# UPC interesting way of passing vat cut



## Frank (19 Jan 2010)

Just got a note from UPC saying that they are upping there prices.

VAT down price up thanks UPC.

Happy new year to you too.


----------



## pudds (19 Jan 2010)

Have they not heard of the 'recession' with this crowd its more a case of 'depression' for its customers.  *looks at horizon and can see greener pastures*


----------



## dtlyn (20 Jan 2010)

Frank said:


> Just got a note from UPC saying that they are upping there prices.
> 
> VAT down price up thanks UPC.
> 
> Happy new year to you too.




That's strange, they just added ESPN to my DigitalMax+ package for free....?


----------



## TarfHead (20 Jan 2010)

IIRC, the charge has gone up 50c a month.

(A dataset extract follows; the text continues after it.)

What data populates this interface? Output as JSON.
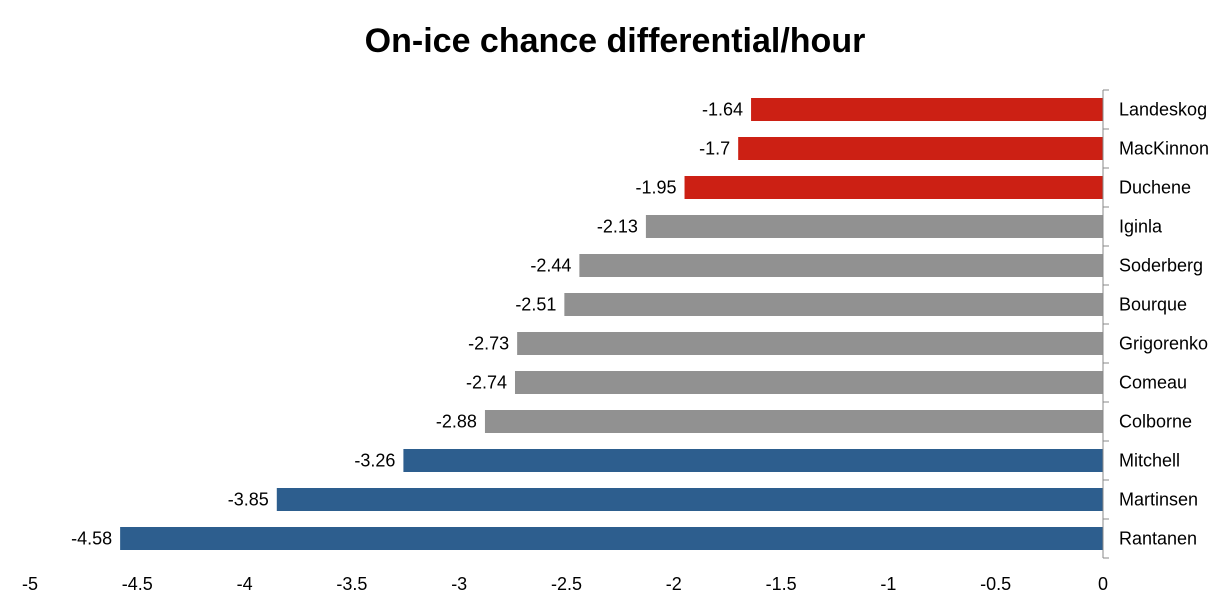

They've added 3 ITV channels, 2 ESPN, 2 SKY, with a couple more (incl. FX) yet to come.

50c a month extra


----------



## Latrade (20 Jan 2010)

dtlyn said:


> That's strange, they just added ESPN to my DigitalMax+ package for free....?


 
What region is that? I know some around Dublin have ESPN on their DMax, but doesn't appear to come in the old Chorus regions.


----------



## PyritePete (20 Jan 2010)

ESPN free for all UPC customers this weekend, as said on TV3 this morning. Have also noticed extra ITV channels etc


----------



## dtlyn (20 Jan 2010)

Latrade said:


> What region is that? I know some around Dublin have ESPN on their DMax, but doesn't appear to come in the old Chorus regions.



Rathmines area?


----------



## TarfHead (20 Jan 2010)

Latrade said:


> What region is that? I know some around Dublin have ESPN on their DMax, but doesn't appear to come in the old Chorus regions.


 
Dublin North East
Was never a Chorus customer - Cablelink, then ntl, now upc.


----------



## Dinarius (22 Jan 2010)

I've seen the note on their website about ESPN being free this weekend.

What are the numbers of the new ITV and Sky channels? I haven't noticed them.

Thanks.

D.


----------